Je poursuivis avec "La Chair"... Et là, présentement, une flânerie impromptue
en cherchant le tout précédent texte cité, pour l'offrir à mon tour, je suis
tombée sur cette "Folle du logis", dont les thématiques m'ont attirée d'emblée.
Cette "Folle du logis" [Amusante appellation de Sainte Thérèse de l'enfant Jésus, pour nommer , "l'Imagination" ]nous embarque joyeusement au pays des livres, des romanciers, des mots et de cette imagination, qui transforme, intensifie nos petites individualités !
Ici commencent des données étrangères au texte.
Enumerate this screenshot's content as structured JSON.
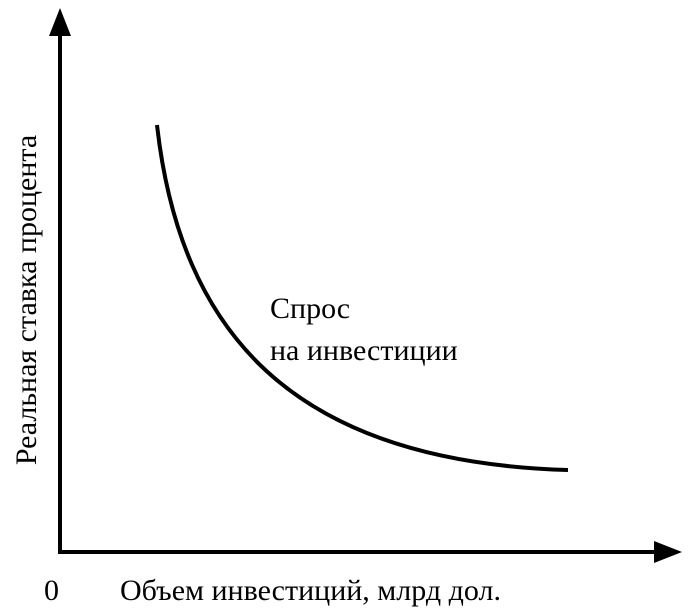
{
  "axes": {
    "y_label": "Реальная ставка процента",
    "x_label": "Объем инвестиций, млрд дол.",
    "origin": "0"
  },
  "curve": {
    "label": [
      "Спрос",
      "на инвестиции"
    ]
  }
}
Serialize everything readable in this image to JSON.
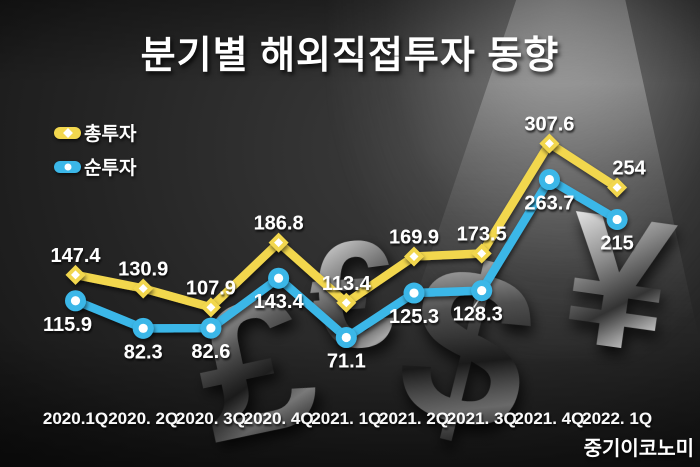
{
  "title": "분기별 해외직접투자 동향",
  "watermark": "중기이코노미",
  "colors": {
    "total_series": "#F2D74E",
    "net_series": "#3BB7E8",
    "label_text": "#FFFFFF",
    "background_dark": "#181818"
  },
  "decor_symbols": [
    {
      "name": "pound-sign",
      "glyph": "£"
    },
    {
      "name": "euro-sign",
      "glyph": "€"
    },
    {
      "name": "dollar-sign",
      "glyph": "$"
    },
    {
      "name": "yen-sign",
      "glyph": "¥"
    }
  ],
  "chart_data": {
    "type": "line",
    "title": "분기별 해외직접투자 동향",
    "categories": [
      "2020.1Q",
      "2020. 2Q",
      "2020. 3Q",
      "2020. 4Q",
      "2021. 1Q",
      "2021. 2Q",
      "2021. 3Q",
      "2021. 4Q",
      "2022. 1Q"
    ],
    "series": [
      {
        "name": "총투자",
        "color": "#F2D74E",
        "marker": "diamond",
        "label_position": "above",
        "values": [
          147.4,
          130.9,
          107.9,
          186.8,
          113.4,
          169.9,
          173.5,
          307.6,
          254
        ],
        "labels": [
          "147.4",
          "130.9",
          "107.9",
          "186.8",
          "113.4",
          "169.9",
          "173.5",
          "307.6",
          "254"
        ]
      },
      {
        "name": "순투자",
        "color": "#3BB7E8",
        "marker": "circle",
        "label_position": "below",
        "values": [
          115.9,
          82.3,
          82.6,
          143.4,
          71.1,
          125.3,
          128.3,
          263.7,
          215
        ],
        "labels": [
          "115.9",
          "82.3",
          "82.6",
          "143.4",
          "71.1",
          "125.3",
          "128.3",
          "263.7",
          "215"
        ]
      }
    ],
    "xlabel": "",
    "ylabel": "",
    "ylim": [
      60,
      330
    ],
    "grid": false,
    "axes_visible": false,
    "legend_position": "top-left",
    "data_labels": true
  }
}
Une lecture protéiforme où Rosa Montero nous entraîne dans les complexités et les méandres de l'Ecriture, de ses différents métiers d'écrivaine, romancière et journaliste ainsi que dans ses admirations-passions pour certains écrivains...
L'auteure exprime à coeur ouvert sa très haute idée de la littérature, "Pour
moi, écrire est une manière de penser et cette pensée doit être la plus propre, la plus libre et la plus rigoureuse possible" ( p. 51)
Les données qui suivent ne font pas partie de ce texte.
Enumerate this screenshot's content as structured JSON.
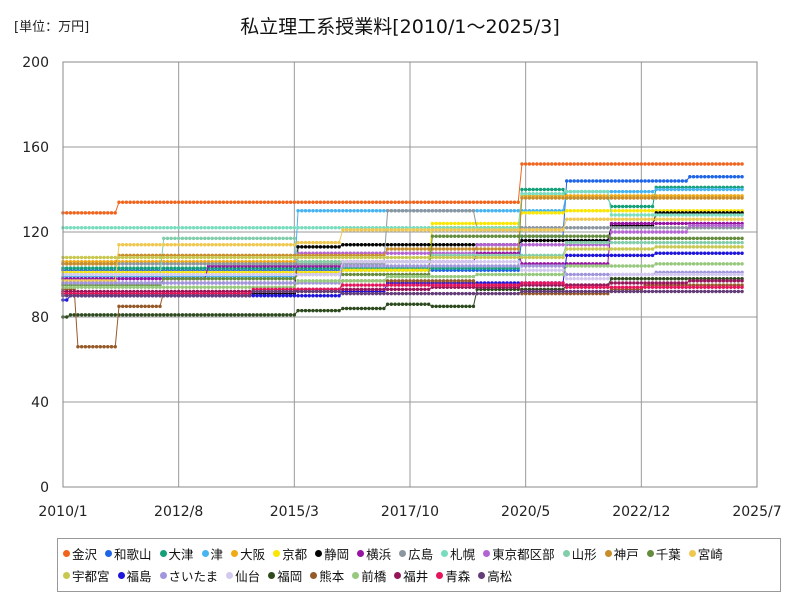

"Voilà ce qu'est l'écriture: un effort pour transcender l'individualité et la misère humaine, un désir de s'unir aux autres pour former un tout, une volonté de conjurer l'obscurité, la douleur, le chaos et la mort. "(p. 118)
Rosa Montero narre ses convictions quant aux vrais engagements des écrivains, qui pour elle, ne doivent surtout pas frayer avec les nantis ni surtout le pouvoir ... explicitant sa préférence pour Voltaire [ avec en contrepoint des bémols pour Zola], seul contre tous dans l'Affaire Calas...Formulant son agacement , par contre, contre la servilité et le côté "lèche-bottes" du grand Wolfgang Goethe... trop englué dans les mondanités, vanités de la cour de Weimar !
L'auteure nous offre également les étapes d'élaboration de ses romans, ses sources d'inspiration, ainsi que des thèmes ou personnages récurrents, qui reviennent de façon permanente, comme la "présence assidue des petits", des nains, symbole entre l'enfant et l'adulte !!
Un vrai bonheur de lecture, entrepris et achevé en 48 heures... qui nous offre de multiples anecdotes significatives sur l'histoire littéraire [Italo Calvino, Truman Capote, Robert Walser, Victor Klemperer, etc. ]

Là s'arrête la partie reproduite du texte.